“I was in a coma for a while, which wasn’t very nice,” says Paul Wilkie. He reflects for a moment, then grins, enjoying the absurdity. “Not that I knew if it was nice or no, ’cause I was in a coma…”
That he can smile about it is perhaps surprising: Wilkie was in the coma because he suffered post-traumatic stress disorder – PTSD – after 22 years in the Royal Engineers. That he’s here at all, he says, is down to a bouncy, loyal, handsome Springer Spaniel called Irma.
She was the first Bravehound supplied by a small charity of that name based at Erskine, on the Clyde west of Renfrew. It provides dogs for people such as Wilkie who have suffered mental torment as a result of service in the armed forces.
Even Fiona MacDonald, the charity’s founder, admits she does not know quite how the dogs help, but Wilkie sums it up when he says: “I tried to commit suicide twice before: I won’t do that with Irma.”
MacDonald is an opera singer by profession, and established a charity called Glenart as a channel for arts projects to raise cash to help veterans. She noticed veterans she met seemed to fare better if they had dogs, if only because if gave them a reason to get up in the morning, and started Bravehound as an offshoot project.
The idea took off, and two years ago Bravehound became the focus of her work. It’s supplied dogs to a dozen men, with a dozen more under training. Other veterans have brought their own dogs for the training and support Bravehound can give.
On a walk in the woods near the former garden centre where the charity is based, Irma chases balls and splashes in puddles while Wilkie explains his problems. They stem from stresses suffered in amphibious combat and bomb disposal in conflicts all over the world.
PTSD ruined his marriage, and after a spell living rough in the countryside in 2014 he accepted help from forces charity SSAFA and was found a cottage in Guildtown near Perth. He got Irma from the fledgling charity but was then diagnosed with bowel conditions Crohn’s Disease and ulcerative colitis.
“This was in 2016, and I asked doctors why I had got it. They said it’s because you have PTSD. It’s down to stress.”
He needed surgery, had his large bowel removed and then suffered sepsis, which led to the coma. Time spent on a respirator damaged his lungs, and the sepsis scarred his body and wasted his muscles. “When I came out the coma I had major issues getting my fitness back and they said it would take over two years because the sepsis has wrecked my body,” he says. That process is only part-way through, and Wilkie still has PTSD and has suffered anxiety attacks, nightmares, flashbacks and severe depression.

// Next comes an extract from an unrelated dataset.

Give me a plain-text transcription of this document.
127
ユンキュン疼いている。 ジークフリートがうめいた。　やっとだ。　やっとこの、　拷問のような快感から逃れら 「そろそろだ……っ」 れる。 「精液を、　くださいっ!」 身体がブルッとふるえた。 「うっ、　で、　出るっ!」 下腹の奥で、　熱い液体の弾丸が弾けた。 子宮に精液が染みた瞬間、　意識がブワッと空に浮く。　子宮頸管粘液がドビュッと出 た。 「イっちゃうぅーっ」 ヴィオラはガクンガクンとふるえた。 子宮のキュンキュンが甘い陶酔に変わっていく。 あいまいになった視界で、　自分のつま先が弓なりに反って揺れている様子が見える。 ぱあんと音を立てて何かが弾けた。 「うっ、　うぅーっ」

But defiance, a sense of irony and strength of spirit are there when he describes his life: “I live alone with Irma, and my pet duck called North, who thinks Irma is its mother. Who’d have ever thought I’d have a pet duck? I get a lot of support but the best support isn’t a psychologist or a psychiatrist, it’s Irma.”
“She’s trained to help with my PTSD, she’s a companion, she reads me like a book, she knows when I am sad, she knows when I need her support, she’s an amazing dog. Bravehound and Irma have changed my life.”